Epidural midazolam exerts its analgesic effect through the GABA—benzodiazepine system in the spinal cord. Benzodiazepine binding sites have been demonstrated in the spinal cord, particularly within lamina II of the dorsal horn, and appear to be linked to the GABAA receptor complex. Furthermore, endogenous benzodiazepine-like substances have been isolated from human cerebrospinal fluid [25]. The anti-nociceptive effects of midazolam are antagonized by flumazenil and possibly also by naloxone, thereby implying that the mechanism of analgesia may involve activation of opioid receptors [26].
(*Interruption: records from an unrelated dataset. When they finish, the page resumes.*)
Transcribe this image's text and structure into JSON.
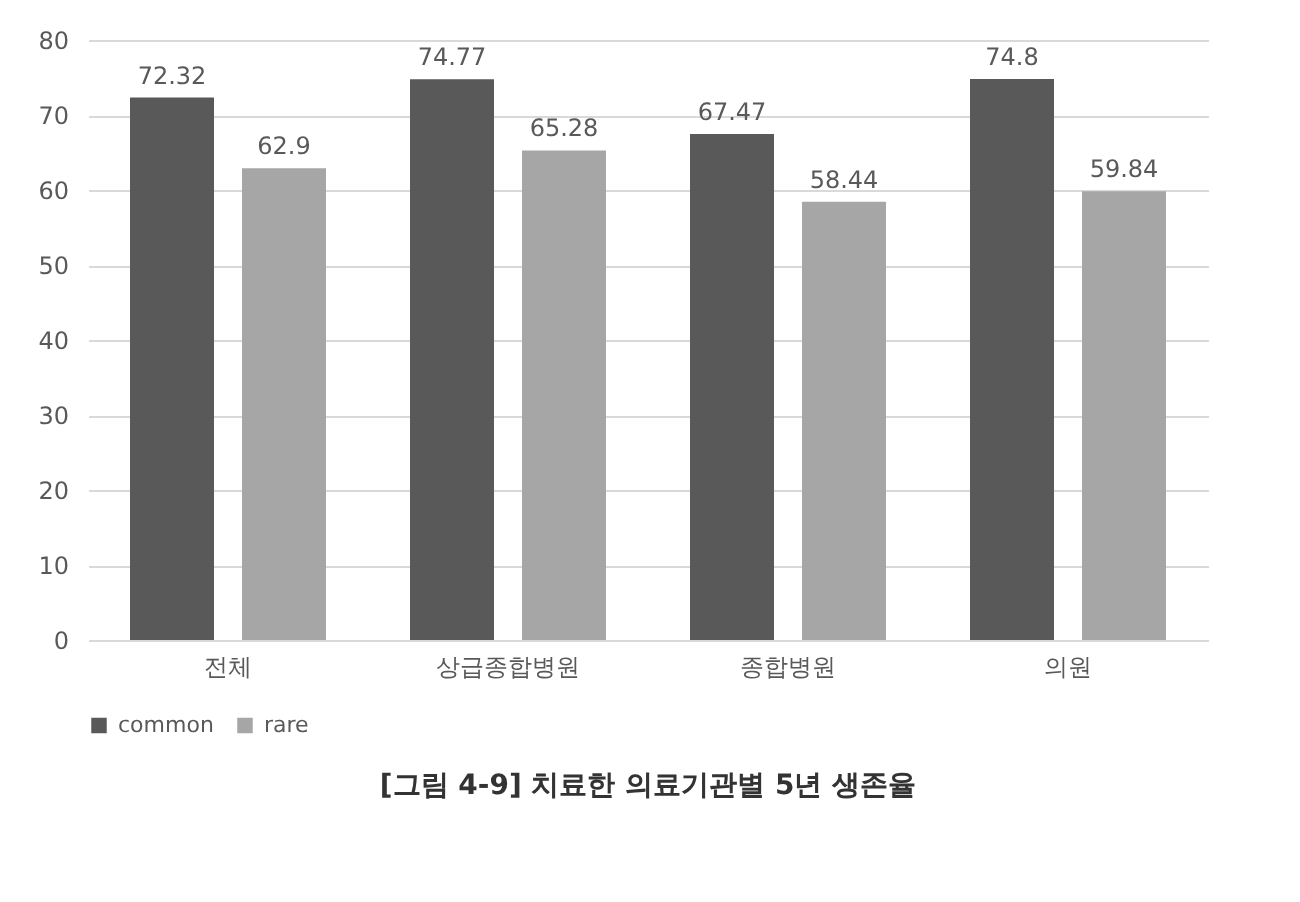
{
  "chart_data": {
    "type": "bar",
    "title": "[그림 4-9] 치료한 의료기관별 5년 생존율",
    "categories": [
      "전체",
      "상급종합병원",
      "종합병원",
      "의원"
    ],
    "series": [
      {
        "name": "common",
        "color": "#595959",
        "values": [
          72.32,
          74.77,
          67.47,
          74.8
        ]
      },
      {
        "name": "rare",
        "color": "#a6a6a6",
        "values": [
          62.9,
          65.28,
          58.44,
          59.84
        ]
      }
    ],
    "ylim": [
      0,
      80
    ],
    "yticks": [
      0,
      10,
      20,
      30,
      40,
      50,
      60,
      70,
      80
    ],
    "grid": "y",
    "legend": "bottom",
    "data_labels": true
  }
}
Dose-dependent analgesia without respiratory depression or any adverse neurological effects following the intra-thecal or epidural administration of midazolam has been demonstrated in both animal and adult human studies [10,11,27,28]. Even after a constant subarachnoid infusion of midazolam 50 µg.day-1 for 15 days, no signs of spinal cord or meningeal toxicity were found in the rat [28]. Changes in the blood- brain barrier were observed only after administration of very large doses of midazolam 0.1% (0.3 ml) intra-cisternally in rabbits (equivalent to 111 µg.kg-1) [29]. Furthermore, several other human studies using higher doses than that used in this study have confirmed the safety of peri-dural midazolam administration by illustrating the lack of neurological or urologic symptoms, as suggested by some preclinical animal experimentation [9-14,30].
Conclusion
The present study reveals that the addition of 50 µg.kg-1 midazolam to (0.5 ml.kg-1) caudal ropivacaine 0.2% significantly prolonged the time to first analgesia in adults undergoing hemorrhoidectomy and may cause more pronounced reduction of heart rate and blood pressure. This mixture also reduced analgesic consumption in the first post-operative day without significant side effects or delaying recovery room discharge. This profile suggests that ropivacaine- midazolam mixture is an attractive solution for caudal anesthesia in ambulatory surgery in adults.
The optimum volume and concentration of midazolam-ropivacaine mixture for caudal analgesia needs to be investigated further. Future studies aiming at the evaluation the mutual effects of both components of this admixture on their respective pharmacokinetics are warranted.